UOIF president Lhaj Thami Breze said “discreet” head-coverings include bandanas or pieces of cloth tied at the back, and he warned school authorities not to “twist the law” by trying to prohibit them in September. “We have been asked not to break the law, but to try to find a way to conform to it. It is not up to schools to tell us how,” he said.
However the UOIF’s stance could put it on collision course with the centre-right government of President Jacques Chirac, which in guidelines to school leaders stipulates that the ban covers “signs and behaviour … whose wearing immediately makes known a person’s religious faith.”
The guidelines say the Islamic veil is banned “no matter what name is given to it”. Earlier this month Education Minister Francois Fillon said the law would be applied “with absolute firmness … I will pay personal attention. There will be no exception.”
The “secularity law” was drafted in response to an official report last year which warned against the breakdown of society into racial and faith-based groups, and recommended the removal of religious symbols from the classroom as well as steps to hasten integration of the large Arab minority.
The ban on “conspicuous” insignia also covers the Jewish skull-cap and large Christian crosses.
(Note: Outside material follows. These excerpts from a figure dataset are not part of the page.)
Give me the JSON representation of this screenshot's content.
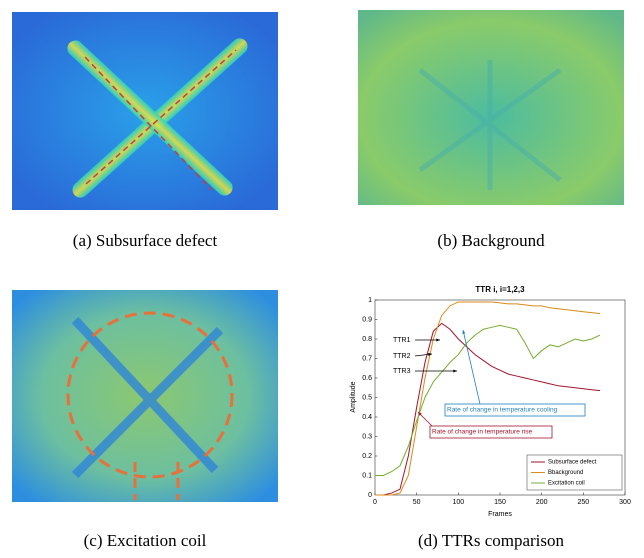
{
  "captions": [
    "(a) Subsurface defect",
    "(b) Background",
    "(c) Excitation coil",
    "(d) TTRs comparison"
  ],
  "chart_data": {
    "type": "line",
    "title": "TTR i, i=1,2,3",
    "x_label": "Frames",
    "y_label": "Amplitude",
    "x": [
      0,
      10,
      20,
      30,
      40,
      50,
      60,
      70,
      80,
      90,
      100,
      110,
      120,
      130,
      140,
      150,
      160,
      170,
      180,
      190,
      200,
      210,
      220,
      230,
      240,
      250,
      260,
      270
    ],
    "series": [
      {
        "name": "Subsurface defect",
        "color": "#a2142f",
        "values": [
          0,
          0,
          0.01,
          0.03,
          0.2,
          0.45,
          0.68,
          0.84,
          0.88,
          0.85,
          0.8,
          0.76,
          0.72,
          0.69,
          0.66,
          0.64,
          0.62,
          0.61,
          0.6,
          0.59,
          0.58,
          0.57,
          0.56,
          0.555,
          0.55,
          0.545,
          0.54,
          0.535
        ]
      },
      {
        "name": "Bbackground",
        "color": "#d98a1a",
        "values": [
          0,
          0,
          0,
          0.01,
          0.1,
          0.35,
          0.6,
          0.8,
          0.92,
          0.97,
          0.99,
          0.99,
          0.99,
          0.99,
          0.99,
          0.985,
          0.98,
          0.98,
          0.975,
          0.97,
          0.97,
          0.96,
          0.955,
          0.95,
          0.945,
          0.94,
          0.935,
          0.93
        ]
      },
      {
        "name": "Excitation coil",
        "color": "#77ac30",
        "values": [
          0.1,
          0.1,
          0.12,
          0.15,
          0.25,
          0.38,
          0.5,
          0.58,
          0.63,
          0.68,
          0.72,
          0.78,
          0.82,
          0.85,
          0.86,
          0.87,
          0.86,
          0.85,
          0.78,
          0.7,
          0.74,
          0.77,
          0.76,
          0.78,
          0.8,
          0.79,
          0.8,
          0.82
        ]
      }
    ],
    "xlim": [
      0,
      300
    ],
    "xticks": [
      0,
      50,
      100,
      150,
      200,
      250,
      300
    ],
    "ylim": [
      0,
      1
    ],
    "yticks": [
      0,
      0.1,
      0.2,
      0.3,
      0.4,
      0.5,
      0.6,
      0.7,
      0.8,
      0.9,
      1
    ],
    "legend": "lower right",
    "annotations": [
      "TTR1",
      "TTR2",
      "TTR3",
      "Rate of change in temperature cooling",
      "Rate of change in temperature rise"
    ]
  }
}
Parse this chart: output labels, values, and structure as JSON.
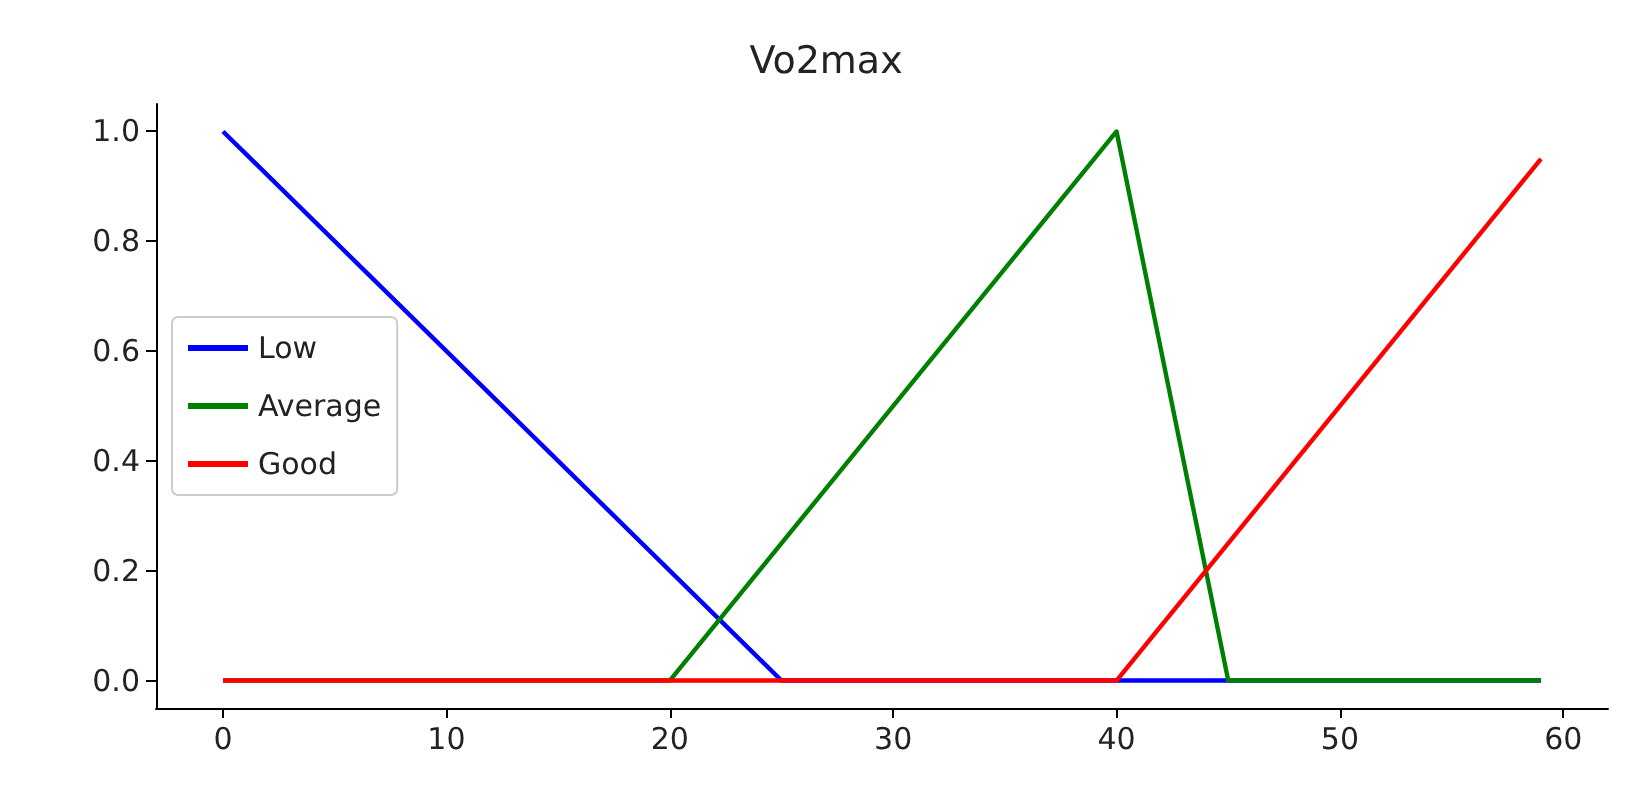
{
  "chart_data": {
    "type": "line",
    "title": "Vo2max",
    "series": [
      {
        "name": "Low",
        "color": "#0000ff",
        "x": [
          0,
          25,
          59
        ],
        "values": [
          1,
          0,
          0
        ]
      },
      {
        "name": "Average",
        "color": "#008000",
        "x": [
          0,
          20,
          40,
          45,
          59
        ],
        "values": [
          0,
          0,
          1,
          0,
          0
        ]
      },
      {
        "name": "Good",
        "color": "#ff0000",
        "x": [
          0,
          40,
          59
        ],
        "values": [
          0,
          0,
          0.95
        ]
      }
    ],
    "xlim": [
      -3,
      62
    ],
    "ylim": [
      -0.05,
      1.05
    ],
    "xticks": [
      0,
      10,
      20,
      30,
      40,
      50,
      60
    ],
    "yticks": [
      {
        "value": 0,
        "label": "0.0"
      },
      {
        "value": 0.2,
        "label": "0.2"
      },
      {
        "value": 0.4,
        "label": "0.4"
      },
      {
        "value": 0.6,
        "label": "0.6"
      },
      {
        "value": 0.8,
        "label": "0.8"
      },
      {
        "value": 1,
        "label": "1.0"
      }
    ],
    "grid": false,
    "legend": "center left",
    "marker": "none",
    "line_style": "solid"
  }
}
But the Muslim community believes it is primarily the target, and the start of the new term — when the law will be applied for the first time—is awaited with growing unease.
The UOIF, which enjoins a return to the fundamentals of Islam as laid out in the Holy Quran and sayings of the Prophet Mohamed (PBUH), scored strongly in elections last year to France’s first officially-recognised Muslim body, the Council for the Muslim Religion (CFCM).